The Sustainable Palm Oil Manifesto boasts an “increased commitment” to sustainable production across the supply chain, with Cargill and five of the largest oil palm growers in the world, including Sime Darby Plantation, signing up to it.
It carries a “no deforestation” pledge and aims to build upon the signatories’ existing commitments to the Roundtable for Sustainable Palm Oil (RSPO).
However, Greenpeace and The Rainforest Action Network claim it is “greenwashing” because deforestation will continue to be allowed while members of the manifesto determine what forests can be developed or protected, under the High Carbon Stock (HCS) Approach.
HCS, which Greenpeace helped develop, combines carbon and biodiversity conservation, as well as community rights and livelihoods to determine what land can and cannot be developed.
The signatories, which include IOI Corporation Berhad, Kuala Lumpur Kepong Berhad, Musim Mas Group, and Asian Agri, will fund research to define what constitutes an HCS forest and establish appropriate thresholds that will not “stifle the economic development of nations, while ensuring that environmental concerns are addressed”.
The manifesto does not require them to immediately halt the clearance of potential HCS forests and peatlands, according to campaigners.
Bustar Maitar, head of the Indonesia forest campaign, Greenpeace International, said: “Further research to strengthen the HCS Approach is welcome, but allowing clearance in the name of ‘sustainability’ is nothing less than greenwashing.
“To show they are serious about addressing deforestation, the group must immediately stop clearing potential HCS forests.”
Greenpeace is calling on companies such as Unilever, Nestle and P&G, which have made sustainable palm oil pledges, “to use their power in the market to tell suppliers to stop the bulldozers and demand forest protection.”

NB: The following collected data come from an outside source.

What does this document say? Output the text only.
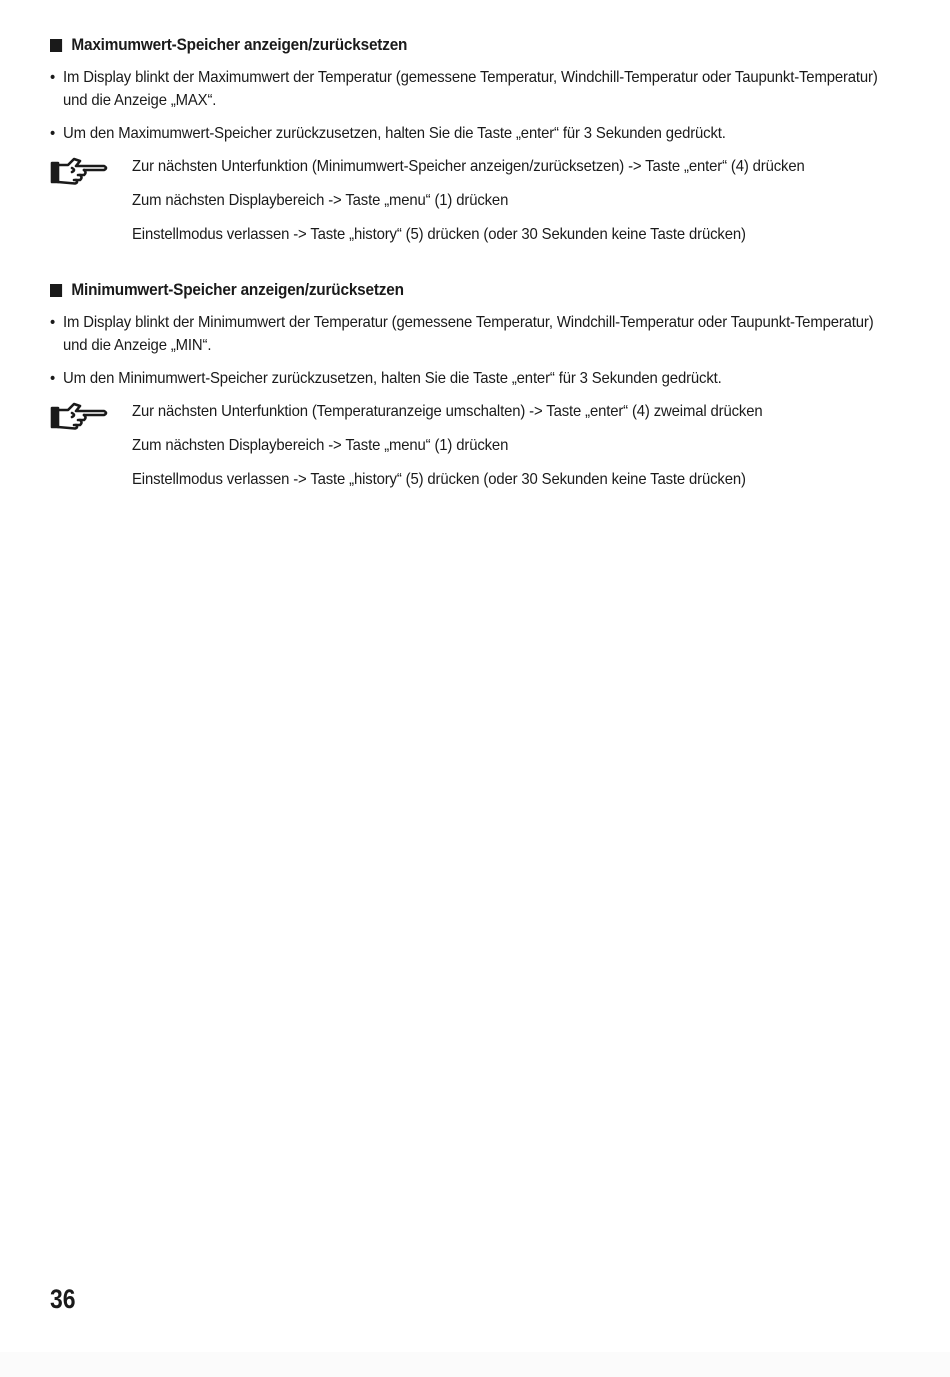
Maximumwert-Speicher anzeigen/zurücksetzen
• Im Display blinkt der Maximumwert der Temperatur (gemessene Temperatur, Windchill-Temperatur oder Taupunkt-Temperatur) und die Anzeige „MAX“.
• Um den Maximumwert-Speicher zurückzusetzen, halten Sie die Taste „enter“ für 3 Sekunden gedrückt.
Zur nächsten Unterfunktion (Minimumwert-Speicher anzeigen/zurücksetzen) -> Taste „enter“ (4) drücken
Zum nächsten Displaybereich -> Taste „menu“ (1) drücken
Einstellmodus verlassen -> Taste „history“ (5) drücken (oder 30 Sekunden keine Taste drücken)
Minimumwert-Speicher anzeigen/zurücksetzen
• Im Display blinkt der Minimumwert der Temperatur (gemessene Temperatur, Windchill-Temperatur oder Taupunkt-Temperatur) und die Anzeige „MIN“.
• Um den Minimumwert-Speicher zurückzusetzen, halten Sie die Taste „enter“ für 3 Sekunden gedrückt.
Zur nächsten Unterfunktion (Temperaturanzeige umschalten) -> Taste „enter“ (4) zweimal drücken
Zum nächsten Displaybereich -> Taste „menu“ (1) drücken
Einstellmodus verlassen -> Taste „history“ (5) drücken (oder 30 Sekunden keine Taste drücken)
36
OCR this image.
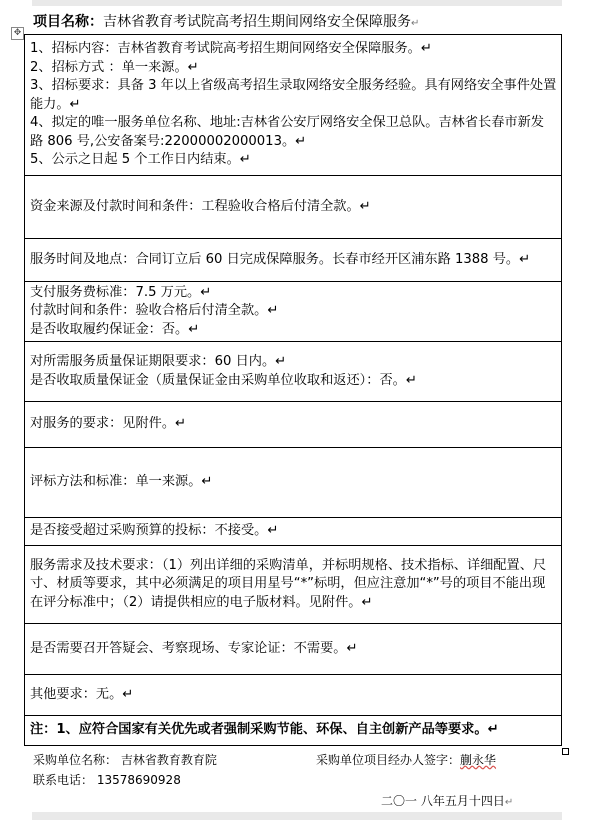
项目名称：吉林省教育考试院高考招生期间网络安全保障服务↵
✥
1、招标内容：吉林省教育考试院高考招生期间网络安全保障服务。↵
2、招标方式 ：单一来源。↵
3、招标要求：具备 3 年以上省级高考招生录取网络安全服务经验。具有网络安全事件处置能力。↵
4、拟定的唯一服务单位名称、地址:吉林省公安厅网络安全保卫总队。吉林省长春市新发路 806 号,公安备案号:22000002000013。↵
5、公示之日起 5 个工作日内结束。↵

资金来源及付款时间和条件：工程验收合格后付清全款。↵

服务时间及地点：合同订立后 60 日完成保障服务。长春市经开区浦东路 1388 号。↵

支付服务费标准：7.5 万元。↵
付款时间和条件：验收合格后付清全款。↵
是否收取履约保证金：否。↵

对所需服务质量保证期限要求：60 日内。↵
是否收取质量保证金（质量保证金由采购单位收取和返还）：否。↵

对服务的要求：见附件。↵

评标方法和标准：单一来源。↵

是否接受超过采购预算的投标：不接受。↵

服务需求及技术要求：（1）列出详细的采购清单，并标明规格、技术指标、详细配置、尺寸、材质等要求，其中必须满足的项目用星号“*”标明，但应注意加“*”号的项目不能出现在评分标准中；（2）请提供相应的电子版材料。见附件。↵

是否需要召开答疑会、考察现场、专家论证：不需要。↵

其他要求：无。↵

注：1、应符合国家有关优先或者强制采购节能、环保、自主创新产品等要求。↵
采购单位名称： 吉林省教育教育院	采购单位项目经办人签字：蒯永华
联系电话： 13578690928
二〇一 八年五月十四日↵
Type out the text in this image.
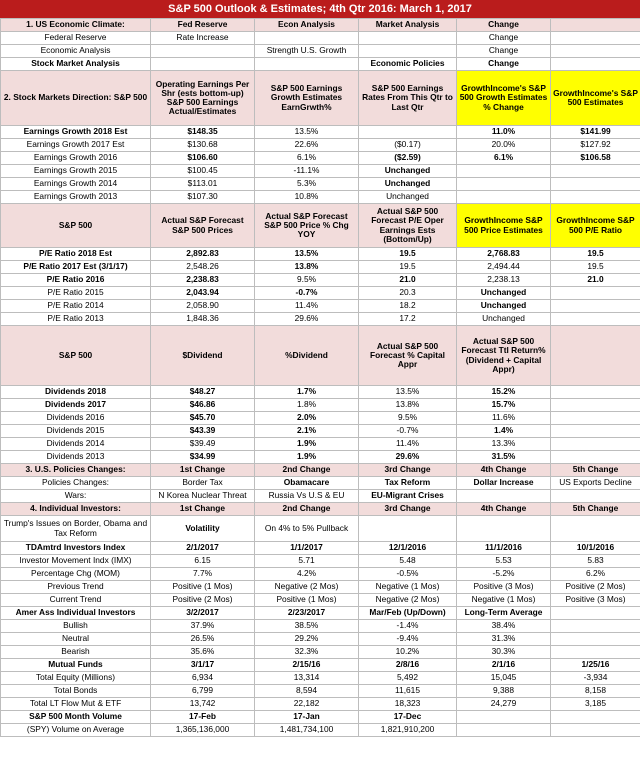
S&P 500 Outlook & Estimates; 4th Qtr 2016: March 1, 2017
1. US Economic Climate:	Fed Reserve	Econ Analysis	Market Analysis	Change	
Federal Reserve	Rate Increase			Change	
Economic Analysis		Strength U.S. Growth		Change	
Stock Market Analysis			Economic Policies	Change	
2. Stock Markets Direction: S&P 500	Operating Earnings Per Shr (ests bottom-up) S&P 500 Earnings Actual/Estimates	S&P 500 Earnings Growth Estimates EarnGrwth%	S&P 500 Earnings Rates From This Qtr to Last Qtr	GrowthIncome's S&P 500 Growth Estimates % Change	GrowthIncome's S&P 500 Estimates
Earnings Growth 2018 Est	$148.35	13.5%		11.0%	$141.99
Earnings Growth 2017 Est	$130.68	22.6%	($0.17)	20.0%	$127.92
Earnings Growth 2016	$106.60	6.1%	($2.59)	6.1%	$106.58
Earnings Growth 2015	$100.45	-11.1%	Unchanged		
Earnings Growth 2014	$113.01	5.3%	Unchanged		
Earnings Growth 2013	$107.30	10.8%	Unchanged		
S&P 500	Actual S&P Forecast S&P 500 Prices	Actual S&P Forecast S&P 500 Price % Chg YOY	Actual S&P 500 Forecast P/E Oper Earnings Ests (Bottom/Up)	GrowthIncome S&P 500 Price Estimates	GrowthIncome S&P 500 P/E Ratio
P/E Ratio 2018 Est	2,892.83	13.5%	19.5	2,768.83	19.5
P/E Ratio 2017 Est (3/1/17)	2,548.26	13.8%	19.5	2,494.44	19.5
P/E Ratio 2016	2,238.83	9.5%	21.0	2,238.13	21.0
P/E Ratio 2015	2,043.94	-0.7%	20.3	Unchanged	
P/E Ratio 2014	2,058.90	11.4%	18.2	Unchanged	
P/E Ratio 2013	1,848.36	29.6%	17.2	Unchanged	
S&P 500	$Dividend	%Dividend	Actual S&P 500 Forecast % Capital Appr	Actual S&P 500 Forecast Ttl Return% (Dividend + Capital Appr)	
Dividends 2018	$48.27	1.7%	13.5%	15.2%	
Dividends 2017	$46.86	1.8%	13.8%	15.7%	
Dividends 2016	$45.70	2.0%	9.5%	11.6%	
Dividends 2015	$43.39	2.1%	-0.7%	1.4%	
Dividends 2014	$39.49	1.9%	11.4%	13.3%	
Dividends 2013	$34.99	1.9%	29.6%	31.5%	
3. U.S. Policies Changes:	1st Change	2nd Change	3rd Change	4th Change	5th Change
Policies Changes:	Border Tax	Obamacare	Tax Reform	Dollar Increase	US Exports Decline
Wars:	N Korea Nuclear Threat	Russia Vs U.S & EU	EU-Migrant Crises		
4. Individual Investors:	1st Change	2nd Change	3rd Change	4th Change	5th Change
Trump's Issues on Border, Obama and Tax Reform	Volatility	On 4% to 5% Pullback			
TDAmtrd Investors Index	2/1/2017	1/1/2017	12/1/2016	11/1/2016	10/1/2016
Investor Movement Indx (IMX)	6.15	5.71	5.48	5.53	5.83
Percentage Chg (MOM)	7.7%	4.2%	-0.5%	-5.2%	6.2%
Previous Trend	Positive (1 Mos)	Negative (2 Mos)	Negative (1 Mos)	Positive (3 Mos)	Positive (2 Mos)
Current Trend	Positive (2 Mos)	Positive (1 Mos)	Negative (2 Mos)	Negative (1 Mos)	Positive (3 Mos)
Amer Ass Individual Investors	3/2/2017	2/23/2017	Mar/Feb (Up/Down)	Long-Term Average	
Bullish	37.9%	38.5%	-1.4%	38.4%	
Neutral	26.5%	29.2%	-9.4%	31.3%	
Bearish	35.6%	32.3%	10.2%	30.3%	
Mutual Funds	3/1/17	2/15/16	2/8/16	2/1/16	1/25/16
Total Equity (Millions)	6,934	13,314	5,492	15,045	-3,934
Total Bonds	6,799	8,594	11,615	9,388	8,158
Total LT Flow Mut & ETF	13,742	22,182	18,323	24,279	3,185
S&P 500 Month Volume	17-Feb	17-Jan	17-Dec		
(SPY) Volume on Average	1,365,136,000	1,481,734,100	1,821,910,200		
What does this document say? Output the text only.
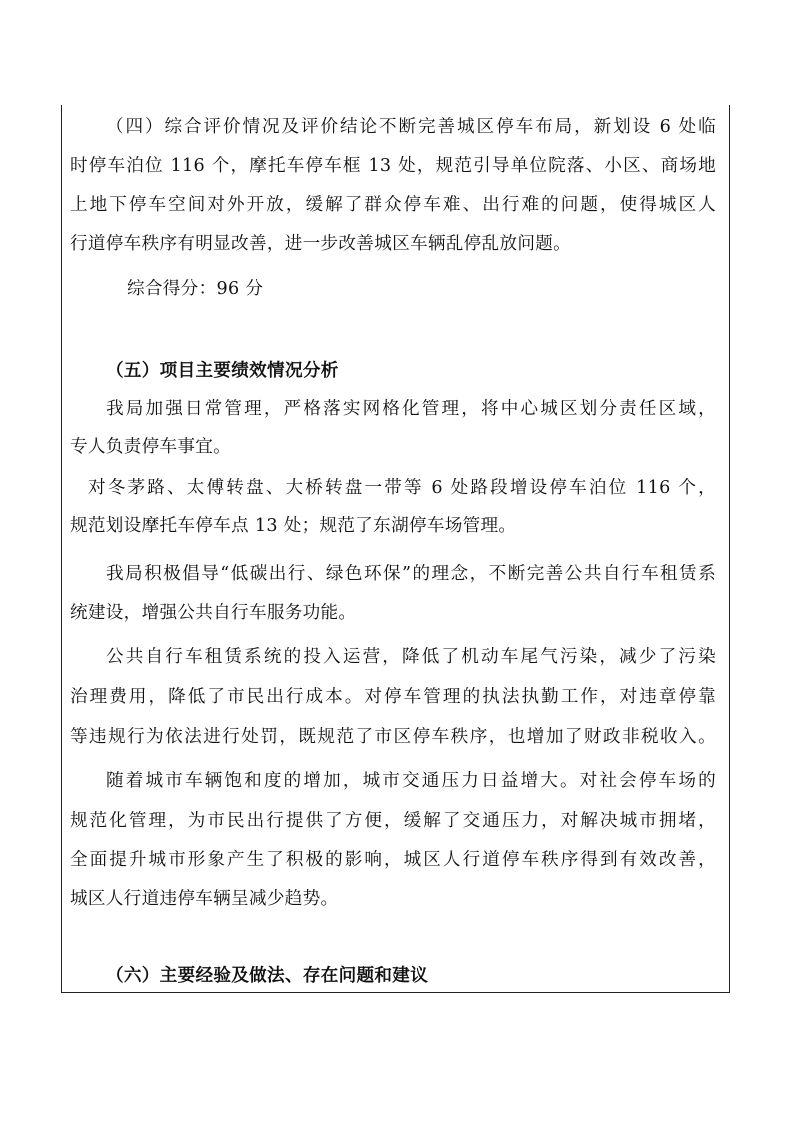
（四）综合评价情况及评价结论不断完善城区停车布局，新划设 6 处临
时停车泊位 116 个，摩托车停车框 13 处，规范引导单位院落、小区、商场地
上地下停车空间对外开放，缓解了群众停车难、出行难的问题，使得城区人
行道停车秩序有明显改善，进一步改善城区车辆乱停乱放问题。
综合得分：96 分
（五）项目主要绩效情况分析
我局加强日常管理，严格落实网格化管理，将中心城区划分责任区域，
专人负责停车事宜。
对冬茅路、太傅转盘、大桥转盘一带等 6 处路段增设停车泊位 116 个，
规范划设摩托车停车点 13 处；规范了东湖停车场管理。
我局积极倡导“低碳出行、绿色环保”的理念，不断完善公共自行车租赁系
统建设，增强公共自行车服务功能。
公共自行车租赁系统的投入运营，降低了机动车尾气污染，减少了污染
治理费用，降低了市民出行成本。对停车管理的执法执勤工作，对违章停靠
等违规行为依法进行处罚，既规范了市区停车秩序，也增加了财政非税收入。
随着城市车辆饱和度的增加，城市交通压力日益增大。对社会停车场的
规范化管理，为市民出行提供了方便，缓解了交通压力，对解决城市拥堵，
全面提升城市形象产生了积极的影响，城区人行道停车秩序得到有效改善，
城区人行道违停车辆呈减少趋势。
（六）主要经验及做法、存在问题和建议
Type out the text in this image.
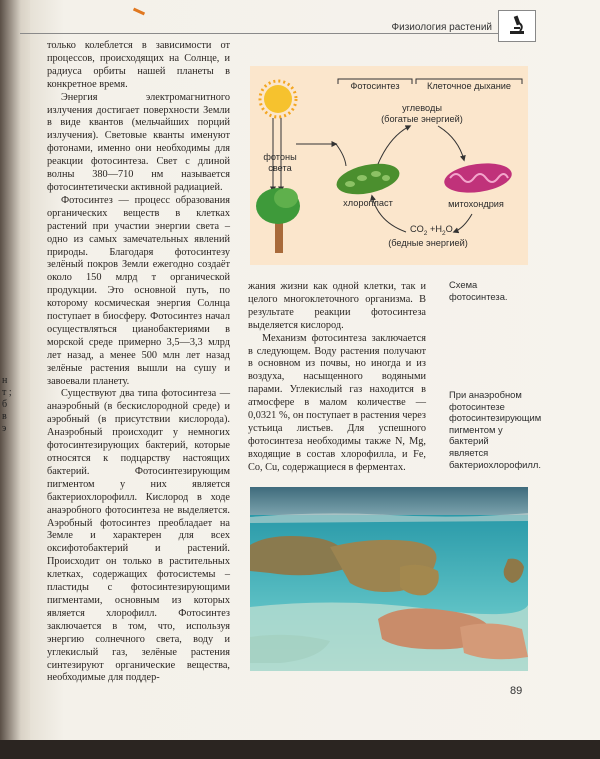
Физиология растений
н т ; б в э

только колеблется в зависимости от процессов, происходящих на Солнце, и радиуса орбиты нашей планеты в конкретное время.

Энергия электромагнитного излучения достигает поверхности Земли в виде квантов (мельчайших порций излучения). Световые кванты именуют фотонами, именно они необходимы для реакции фотосинтеза. Свет с длиной волны 380—710 нм называется фотосинтетически активной радиацией.

Фотосинтез — процесс образования органических веществ в клетках растений при участии энергии света – одно из самых замечательных явлений природы. Благодаря фотосинтезу зелёный покров Земли ежегодно создаёт около 150 млрд т органической продукции. Это основной путь, по которому космическая энергия Солнца поступает в биосферу. Фотосинтез начал осуществляться цианобактериями в морской среде примерно 3,5—3,3 млрд лет назад, а менее 500 млн лет назад зелёные растения вышли на сушу и завоевали планету.

Существуют два типа фотосинтеза — анаэробный (в бескислородной среде) и аэробный (в присутствии кислорода). Анаэробный происходит у немногих фотосинтезирующих бактерий, которые относятся к подцарству настоящих бактерий. Фотосинтезирующим пигментом у них является бактериохлорофилл. Кислород в ходе анаэробного фотосинтеза не выделяется. Аэробный фотосинтез преобладает на Земле и характерен для всех оксифотобактерий и растений. Происходит он только в растительных клетках, содержащих фотосистемы – пластиды с фотосинтезирующими пигментами, основным из которых является хлорофилл. Фотосинтез заключается в том, что, используя энергию солнечного света, воду и углекислый газ, зелёные растения синтезируют органические вещества, необходимые для поддер-

фотоны
света
Фотосинтез	Клеточное дыхание
углеводы
(богатые энергией)
хлоропласт	митохондрия
$CO_2 +H_2O$
(бедные энергией)
Схема фотосинтеза.

жания жизни как одной клетки, так и целого многоклеточного организма. В результате реакции фотосинтеза выделяется кислород.

Механизм фотосинтеза заключается в следующем. Воду растения получают в основном из почвы, но иногда и из воздуха, насыщенного водяными парами. Углекислый газ находится в атмосфере в малом количестве — 0,0321 %, он поступает в растения через устьица листьев. Для успешного фотосинтеза необходимы также N, Mg, входящие в состав хлорофилла, и Fe, Co, Cu, содержащиеся в ферментах.

При анаэробном фотосинтезе фотосинтезирующим пигментом у бактерий является бактериохлорофилл.
89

Cargill told FoodNavigator.com that it is testing and implementing the HCS process and “working with the Manifesto companies in supporting additional research in this area.
“We encourage the use of sound science and industry collaboration to develop and advance efforts at preventing deforestation in the palm industry and improve sustainability.”
Unilever said the manifesto “shows the industry is working towards one High Carbon Stock definition, which drives change that is good for forests, orangutans and for local communities.
“This isn’t easy and we recognise that transforming the industry will require organisations to provide further assurance that commitments can be put into practice. We understand that NGOs like Greenpeace are asking for this clarity from the growers.
“Constructive partnerships are needed to drive transformational change in the Palm Oil Industry.”
Nestlé said: “Concerted efforts are needed to tackle the serious problems of deforestation. We will be carefully evaluating uptake and impact of the Manifesto and we hope that this initiative will lead to more aligned actions along the supply chain from grower to consumer.”